My husband is a Unity minister here in Texas. On Sunday, June 30, our church congregation was singing a song that keeps reverberating like a prayer in my heart. Perhaps it could be your song too.
“Here I am Lord. It is I Lord, I heard You calling in the night.
I will go Lord, if You lead me, I will hold Your people in my heart”.
May All Beings Be Happy. May All Beings Be Peaceful. May All Beings Be Enlightened.
June 12, 2019
The Yoga Sutras continue to say in a variety of ways, that the Power of Samadhi comes through the practice of Ishvara Pranidhana. Ishmeans to wish and vara is to fill. Pra is to bring forth, ni means liking and dhana is wealth. This is not the wealth of physical possessions or dollars but the wealth of the human spirit. It is the wealth of the remembrance of our true inheritance that is always with us. It is the wealth that we are and have always been connected to the Universal Source of all creation.
What would it be like to feel that every wish you have ever had in the past, now, and in the future is already fulfilled. Everything you have ever needed or wanted is overflowing from your heart center. What would it feel like to know that everything you’ve searched for outside of yourself is already contained within you? What would it be like if there was nothing more to want, nothing more to learn that is not already known? This is Isvara Pranidhana. It is the realization that all our wishes are already fulfilled and in turn, bring forth dhana, the true riches of spiritual wealth where all jewels of wisdom and insight present themselves.

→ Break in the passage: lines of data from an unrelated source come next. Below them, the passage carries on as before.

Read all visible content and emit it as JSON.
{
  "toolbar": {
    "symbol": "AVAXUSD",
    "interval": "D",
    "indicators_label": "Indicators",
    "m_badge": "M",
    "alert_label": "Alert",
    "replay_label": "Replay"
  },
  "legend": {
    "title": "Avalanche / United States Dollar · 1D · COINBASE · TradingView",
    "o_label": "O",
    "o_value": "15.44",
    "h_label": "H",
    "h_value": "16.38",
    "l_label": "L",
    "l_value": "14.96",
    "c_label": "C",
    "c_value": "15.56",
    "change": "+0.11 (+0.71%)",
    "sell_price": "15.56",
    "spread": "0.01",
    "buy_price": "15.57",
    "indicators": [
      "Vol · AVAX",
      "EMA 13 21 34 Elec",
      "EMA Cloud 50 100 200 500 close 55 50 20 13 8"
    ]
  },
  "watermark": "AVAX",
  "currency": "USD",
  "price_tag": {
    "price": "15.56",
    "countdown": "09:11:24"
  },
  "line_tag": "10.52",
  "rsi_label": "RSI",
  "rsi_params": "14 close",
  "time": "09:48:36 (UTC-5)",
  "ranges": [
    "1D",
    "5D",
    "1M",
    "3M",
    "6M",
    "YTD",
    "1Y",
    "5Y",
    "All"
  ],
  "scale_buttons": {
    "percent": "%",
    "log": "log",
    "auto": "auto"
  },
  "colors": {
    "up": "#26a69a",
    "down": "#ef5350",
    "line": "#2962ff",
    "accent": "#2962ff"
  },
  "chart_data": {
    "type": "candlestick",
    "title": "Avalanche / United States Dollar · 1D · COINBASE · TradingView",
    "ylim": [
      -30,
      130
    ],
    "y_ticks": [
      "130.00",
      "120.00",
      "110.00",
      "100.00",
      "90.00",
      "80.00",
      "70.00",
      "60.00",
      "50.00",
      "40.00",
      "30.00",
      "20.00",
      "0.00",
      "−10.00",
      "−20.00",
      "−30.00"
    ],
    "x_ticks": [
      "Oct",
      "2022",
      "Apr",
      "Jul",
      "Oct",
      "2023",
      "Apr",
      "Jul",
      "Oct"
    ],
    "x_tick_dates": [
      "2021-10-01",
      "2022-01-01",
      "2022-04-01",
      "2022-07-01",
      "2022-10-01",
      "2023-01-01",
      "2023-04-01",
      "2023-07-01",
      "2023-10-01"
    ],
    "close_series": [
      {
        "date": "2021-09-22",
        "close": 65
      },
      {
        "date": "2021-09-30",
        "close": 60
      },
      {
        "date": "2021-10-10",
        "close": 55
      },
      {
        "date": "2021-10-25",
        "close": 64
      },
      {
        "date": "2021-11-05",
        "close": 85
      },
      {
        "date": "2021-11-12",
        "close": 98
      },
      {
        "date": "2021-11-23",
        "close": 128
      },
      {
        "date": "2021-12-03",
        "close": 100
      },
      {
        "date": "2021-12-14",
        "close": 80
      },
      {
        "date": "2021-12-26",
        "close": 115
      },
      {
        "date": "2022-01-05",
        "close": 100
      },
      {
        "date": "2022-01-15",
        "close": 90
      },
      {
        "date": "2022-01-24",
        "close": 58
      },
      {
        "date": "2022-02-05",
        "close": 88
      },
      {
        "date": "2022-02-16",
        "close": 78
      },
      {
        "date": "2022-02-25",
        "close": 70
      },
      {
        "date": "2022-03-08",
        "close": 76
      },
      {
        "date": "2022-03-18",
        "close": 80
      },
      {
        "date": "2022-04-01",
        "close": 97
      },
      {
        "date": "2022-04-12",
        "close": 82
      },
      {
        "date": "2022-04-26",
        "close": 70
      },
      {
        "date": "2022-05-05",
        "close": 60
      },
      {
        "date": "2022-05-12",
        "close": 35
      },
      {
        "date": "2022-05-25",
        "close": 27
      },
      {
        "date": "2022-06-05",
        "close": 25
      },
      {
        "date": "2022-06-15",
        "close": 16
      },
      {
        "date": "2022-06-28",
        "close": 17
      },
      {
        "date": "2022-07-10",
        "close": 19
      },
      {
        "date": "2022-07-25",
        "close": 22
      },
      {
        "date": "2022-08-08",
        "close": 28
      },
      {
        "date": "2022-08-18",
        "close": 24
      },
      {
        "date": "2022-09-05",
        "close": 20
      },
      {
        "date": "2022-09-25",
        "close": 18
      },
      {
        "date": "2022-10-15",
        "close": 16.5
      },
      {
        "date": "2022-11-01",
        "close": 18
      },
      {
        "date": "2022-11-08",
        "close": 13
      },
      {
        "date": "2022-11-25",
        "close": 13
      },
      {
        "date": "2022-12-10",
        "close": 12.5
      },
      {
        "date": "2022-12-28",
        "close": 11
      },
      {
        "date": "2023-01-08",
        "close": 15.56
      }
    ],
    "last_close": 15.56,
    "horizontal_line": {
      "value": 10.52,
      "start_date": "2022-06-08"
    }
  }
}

Isvara Pranidhana is mentioned in Patanjali’s Yoga Sutrasmore than any other concept. Some think of the Sutras as an intellectual study, but they are highly devotional in the continual reference throughout the scriptures to Ishvara. The Sanskrit name Isvara, “to fill with wishes and to bring forth the wealth,” is to bring forth the ever-expanding consciousness; the bliss of knowing this eternal cosmic vibration in every cell of our Being.
In the Sutras, we are urged again and again to offer our thoughts and actions to the invisible Source. For many years, I was a householder spending most of my time in the kitchen. I learned to practice Isvara Pranidhana by imagining my kitchen as a Temple and the sink as an altar where I turned washing dishes into my worship of the Divine essence of creation. I found that in scrubbing floors, I was offering to the Lotus feet of God. When stirring the food on the stove it was a time of remembrance that I was not separate from the Universal Source.
Sant Keshavadas, a living Saint of India, stayed with my husband and me frequently over the years. One day, as I held my youngest infant child in one arm, I went about the work in my home with the other. Santji reminded me that with one arm, I was cooking and serving others but never taking my mind off the child that I held in the other arm. He exclaimed, “No matter what you are doing in the world, your mind is never away from the child. Your child is like the essence of God! As you tend to the needs of others, your mind is always on the eternal spirit that is ever pervasive.”
Over the years, I discovered that every word we speak, every thought we think, and every step we take can be our offering to the Divine. Isvara Pranidhana is a powerful practice to lighten our steps upon the earth as we remember to speak more gently so the force of our words no longer wounds, but heals the hearts of others.